Depois de muito reflectirmos, tomámos a decisão de rumar a norte para mais tarde reunirmos com os amigos brasileiros. Eles irão das Antilhas Holandesas directamente para as Ilhas Virgens Britânicas. Nós estamos a caminho do mesmo destino mas ainda sem sabermos se teremos permissão de entrada, pois viajamos com um cão e a NaE tem passaporte tailandês, sendo que necessita de visto de entrada em território britânico. Embora tenha visto de longa duração para o espaço Schengen e para os Estados Unidos, a burocracia inglesa pode vir a ser um entrave. Da primeira vez que lá estivemos não levantaram problemas, mas obrigaram ao pagamento de um visto de custo elevado. Acabámos, no entanto, por não permanecer mais de 24 horas, uma vez que a verba que exigiram para a entrada do cachorro, que nessa altura não tinha toda a documentação necessária, foi exorbitante e inaceitável.
Quando começar a época das tempestades iremos em direcção às Antilhas Holandesas e ao Panamá – assim que houver dinheiro – onde atravessaremos para o lado do Pacífico.
Entretanto, deixámos a capital de Martinica, Fort-de-France, depois de esperarmos dois dias por melhores condições meteorológicas. Ainda assim, fizemos a travessia para a ilha de Dominica com ventos acima de trinta nós. Foi um bom teste para saber se a reparação do estái de proa ficou bem feita. E parece que sim, porque não partiu nem se moveu do lugar, apesar de ter sido submetido a uma pressão extrema. Cumprimos uma média de seis nós, o que para o nosso veleiro é bastante elevado. Em Dominica decidimos ficar na capital, Roseau, onde já tínhamos estado anteriormente. Desta feita, nem demos entrada (oficial) no País e passadas duas noites seguimos para a ilha seguinte, Guadalupe. A paragem em Dominica estava prevista durar um dia, mas estendeu-se por mais de 24 horas devido ao vento elevado, sempre na esperança que acalmasse, mas em vão…
As cerca de quarenta milhas náuticas que separam Roseau do arquipélago de Les Saintes, em Guadalupe, foram calcorreadas com ventos acima dos 25 nós, com o veleiro a navegar entre os sete e oito nós nas rajadas mais fortes. Foi uma viagem sem quaisquer problemas, apesar do vento ter soprado mais forte a pouco mais de cinco milhas do destino. A sensação foi mais desconfortável dado que tivemos de andar contra a corrente, tendo a ondulação chegado aos três metros de altura. O barulho do casco a bater entre as ondas e o movimento violento do barco deu para brincarmos entre nós, com o facto do casco ficar mais limpo.

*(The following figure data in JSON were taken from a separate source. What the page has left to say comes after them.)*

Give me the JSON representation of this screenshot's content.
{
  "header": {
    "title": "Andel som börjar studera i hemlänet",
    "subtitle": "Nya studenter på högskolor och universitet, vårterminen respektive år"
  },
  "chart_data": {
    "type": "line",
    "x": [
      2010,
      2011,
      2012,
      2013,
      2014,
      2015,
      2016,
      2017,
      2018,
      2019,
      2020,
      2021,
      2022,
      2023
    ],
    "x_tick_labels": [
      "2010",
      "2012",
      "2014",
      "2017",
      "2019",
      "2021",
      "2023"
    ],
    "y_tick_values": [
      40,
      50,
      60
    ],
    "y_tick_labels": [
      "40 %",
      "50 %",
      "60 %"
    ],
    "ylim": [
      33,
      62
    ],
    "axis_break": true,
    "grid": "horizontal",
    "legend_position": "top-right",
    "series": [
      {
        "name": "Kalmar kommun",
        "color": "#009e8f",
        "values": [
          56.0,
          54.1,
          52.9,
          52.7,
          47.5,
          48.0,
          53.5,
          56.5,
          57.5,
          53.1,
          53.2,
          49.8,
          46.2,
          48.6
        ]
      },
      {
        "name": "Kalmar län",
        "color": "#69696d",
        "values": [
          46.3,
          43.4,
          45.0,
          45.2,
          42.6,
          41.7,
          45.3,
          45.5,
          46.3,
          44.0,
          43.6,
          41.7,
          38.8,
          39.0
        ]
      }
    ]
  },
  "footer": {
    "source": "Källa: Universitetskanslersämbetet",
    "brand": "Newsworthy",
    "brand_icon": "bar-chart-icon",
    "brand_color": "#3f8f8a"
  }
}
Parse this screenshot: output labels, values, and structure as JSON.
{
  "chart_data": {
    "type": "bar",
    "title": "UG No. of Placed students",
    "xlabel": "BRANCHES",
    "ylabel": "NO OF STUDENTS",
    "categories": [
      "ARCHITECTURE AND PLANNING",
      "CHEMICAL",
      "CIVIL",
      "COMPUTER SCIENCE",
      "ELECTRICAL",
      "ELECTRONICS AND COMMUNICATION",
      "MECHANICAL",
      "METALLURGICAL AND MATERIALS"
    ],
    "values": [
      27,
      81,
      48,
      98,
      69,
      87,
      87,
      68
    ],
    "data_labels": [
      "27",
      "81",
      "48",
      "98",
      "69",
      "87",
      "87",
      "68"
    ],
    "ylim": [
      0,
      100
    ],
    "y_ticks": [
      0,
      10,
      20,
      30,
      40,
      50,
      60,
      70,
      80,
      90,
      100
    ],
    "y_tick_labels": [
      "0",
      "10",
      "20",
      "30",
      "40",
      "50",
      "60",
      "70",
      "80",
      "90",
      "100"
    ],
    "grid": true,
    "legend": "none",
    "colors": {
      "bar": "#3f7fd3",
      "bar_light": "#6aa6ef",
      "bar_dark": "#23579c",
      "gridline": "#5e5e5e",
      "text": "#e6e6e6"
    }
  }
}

Estamos neste momento em Les Saintes onde iremos ficar uns dias. Ao contrário do que tínhamos planeado, não utilizámos poita. Estavam todas preenchidas e fomos obrigados a ancorar a quarenta pés do fundo do mar. Pessoalmente não gosto desta solução porque não consigo verificar se a âncora está bem enterrada. Como até agora não nos afastámos do local, mesmo com rajadas de vento a rondar os 25 nós, deduzo que a âncora deva estar bem segura na areia. Temos a sorte de não haver outros barcos por perto, pelo que também não há o problema de chocarmos.
De Les Saintes planeamos chegar a Deshaies, uma baía enorme na costa norte, que normalmente é usada como último porto na viagem para Antiga e Barbuda. Iremos então viver novas emoções, visto que ainda não tivemos a oportunidade de visitar nenhuma ilha entre Guadalupe e Saint Maarten. Pelo caminho ficam Saba, Montserrat, Saint Kitts e Nevis, e Saint Barthelemy.
Nas últimas travessias entre ilhas voltámos a pescar, o que já não fazíamos desde Santa Lúcia. No ancoradouro em Fort-de-France não havia peixe e a água estava turva.
Poucas milhas depois de sairmos de Roseau apanhámos uma pequena barracuda, que devolvemos à água pois não gostamos do sabor. Pouco depois foi um king fish, que ficou a secar ao Sol. Será aproveitado para uma caldeirada ou para um arroz de peixe.
Já ancorados em Les Saintes apanhámos dois xaréus, com cerca de dois quilos cada, que morderam o isco artificial que lancei para a água assim que os ouvi a saltar. Estava a escrever esta crónica.
Ter peixe fresco é algo que prezamos. Não compramos peixe no mercado e muito menos congelado. Apenas comemos peixe que apanhamos ou que nos dão. Em Fort-de-France, por exemplo, ofereceram-nos seis postas de king fish, que havia sido apanhado antes da aportarmos.